The Department for Levelling Up, Housing and Communities has admitted to a series of failings in the years leading up to the Grenfell Tower disaster and apologised to victims of the fire.

The Justice4Grenfell campaign founder Yvette Williams has slammed the government’s apology to Grenfell victims - four years after the deadly fire - as “too little too late”.

This comes after the Department for Levelling Up, Housing and Communities admitted to a series of failings in the years leading up to the Grenfell Tower disaster and apologised to victims of the fire.

The government’s barrister told the Grenfell Tower public inquiry it was "deeply sorry for its past failures" in overseeing building safety.

"Why couldn’t they have apologised four-and-a-half years ago,” the 56-year-old told LondonWorld.

“They have put the bereaved families through four-and-a-half years of hell.”

Yvette Williams, left, at the opening day of the Grenfell Tower inquiry. Credit: BEN STANSALL/AFP via Getty Images

Ms Williams and her daughter witnessed the horrific fire at the 24-storey Grenfell Tower block in North Kensington.

She has played an important role in the campaign for accountability and justice for Grenfell victims ever since.

On Tuesday, counsel for the Department for Levelling Up, Housing and Communities, Jason Beer QC, said: “The department is deeply sorry for its past failures in relation to the oversight of the system that regulated safety in the construction and refurbishment of high-rise buildings.

“It also deeply regrets past failures in relation to the superintendence of the building control bodies, which themselves had a key role in ensuring the safe construction and refurbishment of such buildings.

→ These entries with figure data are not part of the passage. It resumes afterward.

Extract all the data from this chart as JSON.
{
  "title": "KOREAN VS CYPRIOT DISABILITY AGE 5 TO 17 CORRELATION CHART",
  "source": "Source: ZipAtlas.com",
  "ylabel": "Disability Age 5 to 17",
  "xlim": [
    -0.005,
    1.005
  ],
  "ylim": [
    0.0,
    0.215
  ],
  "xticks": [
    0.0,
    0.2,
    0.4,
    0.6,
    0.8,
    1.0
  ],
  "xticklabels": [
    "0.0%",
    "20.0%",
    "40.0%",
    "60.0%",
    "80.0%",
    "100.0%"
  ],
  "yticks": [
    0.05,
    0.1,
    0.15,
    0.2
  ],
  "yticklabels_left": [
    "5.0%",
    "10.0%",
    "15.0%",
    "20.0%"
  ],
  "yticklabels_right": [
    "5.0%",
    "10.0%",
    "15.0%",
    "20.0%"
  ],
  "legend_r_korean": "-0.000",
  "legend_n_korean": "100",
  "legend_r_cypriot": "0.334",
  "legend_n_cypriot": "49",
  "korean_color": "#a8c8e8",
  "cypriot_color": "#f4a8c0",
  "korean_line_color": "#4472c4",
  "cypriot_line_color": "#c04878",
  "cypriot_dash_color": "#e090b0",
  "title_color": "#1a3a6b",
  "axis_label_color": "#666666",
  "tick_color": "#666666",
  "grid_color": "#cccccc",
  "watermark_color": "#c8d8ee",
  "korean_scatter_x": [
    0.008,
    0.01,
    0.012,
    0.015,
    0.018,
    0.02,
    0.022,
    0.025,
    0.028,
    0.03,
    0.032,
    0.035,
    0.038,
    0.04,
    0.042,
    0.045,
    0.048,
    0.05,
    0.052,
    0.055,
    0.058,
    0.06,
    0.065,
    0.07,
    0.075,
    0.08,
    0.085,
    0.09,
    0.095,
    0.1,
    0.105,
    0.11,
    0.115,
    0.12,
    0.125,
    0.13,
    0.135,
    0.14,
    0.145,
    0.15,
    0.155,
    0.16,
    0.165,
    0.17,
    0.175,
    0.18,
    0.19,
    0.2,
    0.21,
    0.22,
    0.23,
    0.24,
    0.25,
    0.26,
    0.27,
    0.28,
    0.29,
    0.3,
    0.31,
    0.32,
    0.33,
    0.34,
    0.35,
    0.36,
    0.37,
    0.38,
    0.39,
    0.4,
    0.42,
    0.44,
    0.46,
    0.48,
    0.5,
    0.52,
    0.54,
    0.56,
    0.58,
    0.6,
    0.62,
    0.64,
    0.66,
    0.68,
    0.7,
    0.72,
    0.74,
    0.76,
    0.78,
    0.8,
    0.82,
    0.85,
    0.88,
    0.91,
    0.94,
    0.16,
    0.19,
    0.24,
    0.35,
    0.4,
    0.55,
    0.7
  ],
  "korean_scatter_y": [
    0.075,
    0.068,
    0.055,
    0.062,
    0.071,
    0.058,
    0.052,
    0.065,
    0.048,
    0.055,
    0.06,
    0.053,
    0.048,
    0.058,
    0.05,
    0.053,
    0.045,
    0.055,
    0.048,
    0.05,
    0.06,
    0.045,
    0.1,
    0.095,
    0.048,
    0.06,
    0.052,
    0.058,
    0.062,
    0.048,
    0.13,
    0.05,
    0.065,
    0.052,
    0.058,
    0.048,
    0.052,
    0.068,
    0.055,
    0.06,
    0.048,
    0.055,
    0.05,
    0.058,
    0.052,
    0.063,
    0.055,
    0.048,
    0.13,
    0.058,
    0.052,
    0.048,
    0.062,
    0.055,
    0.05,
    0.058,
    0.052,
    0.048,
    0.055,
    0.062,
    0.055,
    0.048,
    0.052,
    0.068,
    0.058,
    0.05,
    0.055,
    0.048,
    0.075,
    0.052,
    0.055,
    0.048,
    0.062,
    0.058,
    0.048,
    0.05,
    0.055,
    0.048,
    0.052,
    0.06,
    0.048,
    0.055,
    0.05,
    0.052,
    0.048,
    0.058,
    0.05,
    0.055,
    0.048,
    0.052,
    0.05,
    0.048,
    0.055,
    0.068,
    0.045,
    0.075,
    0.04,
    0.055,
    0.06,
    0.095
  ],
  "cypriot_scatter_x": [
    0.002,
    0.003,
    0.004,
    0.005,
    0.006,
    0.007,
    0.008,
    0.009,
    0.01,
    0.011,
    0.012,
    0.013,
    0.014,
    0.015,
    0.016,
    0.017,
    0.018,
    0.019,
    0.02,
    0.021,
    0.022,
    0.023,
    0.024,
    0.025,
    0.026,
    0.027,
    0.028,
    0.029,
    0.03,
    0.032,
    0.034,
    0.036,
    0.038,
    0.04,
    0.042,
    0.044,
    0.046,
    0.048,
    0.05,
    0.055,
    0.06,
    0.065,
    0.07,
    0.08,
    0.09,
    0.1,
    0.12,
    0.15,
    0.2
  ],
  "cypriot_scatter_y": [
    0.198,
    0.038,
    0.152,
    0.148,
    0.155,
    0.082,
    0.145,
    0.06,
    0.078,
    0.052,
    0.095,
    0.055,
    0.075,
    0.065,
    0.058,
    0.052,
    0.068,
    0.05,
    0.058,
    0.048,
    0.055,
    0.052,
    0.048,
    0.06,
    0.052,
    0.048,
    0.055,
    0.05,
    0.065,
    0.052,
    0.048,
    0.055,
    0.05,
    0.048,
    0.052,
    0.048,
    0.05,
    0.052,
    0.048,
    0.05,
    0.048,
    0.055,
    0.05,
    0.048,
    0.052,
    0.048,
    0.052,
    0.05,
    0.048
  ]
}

“It apologises to the bereaved residents and survivors of the fire for such failures.”

He said the Government, as well as the public and residents of the tower, had trusted that “those constructing and approving high-rise blocks and supplying the products used in them were following the law and doing the right thing”.

This trust was “both misplaced and abused”, he said, adding: “The department greatly regrets that it took the Grenfell Tower tragedy to lay bare this misplaced and abused trust.”

In this file photo taken on June 14, 2017 police man a security cordon as a huge fire engulfs the Grenfell Tower early June 14, 2017 in west London. Photo by Daniel Leal-Olivas / AFP via Getty Images.

The Grenfell Tower Inquiry began on September 14 2017 to investigate the causes of the fire and other related issues.

Findings from the first report of the inquiry, released in October 2019 affirmed that the building’s exterior did not comply with regulations, which caused the fire to spread so quickly and that the fire service were too late in advising residents to evacuate.

A second phase to the investigation began on the third anniversary in 2020.

Grenfell United said in a statement yesterday: “The government’s statement at the public inquiry today is deeply offensive.

“It is a disingenuous attempt to carry on their masquerade of innocence.

“Previous prime minister David Cameron’s refusal to come to the inquiry, despite living a stone’s throw from Grenfell Tower, is proof of the government’s reluctance to uncover the true extent of their culpability.

“Grenfell United previously said ‘the system isn’t broken, it was built this way’.

“Their financial gain led to the death of our 72.”

The group said that the government knew about the deadly materials and the consequences, “but covered up the risks”.

“Let’s see how long their apology stands up against the evidence at the public inquiry in the coming weeks. No one should be exempt from accountability,” it added.

The government has since banned the use of combustible materials on buildings and has proposed a Building Safety Bill with measures to introduce a new building safety regulator.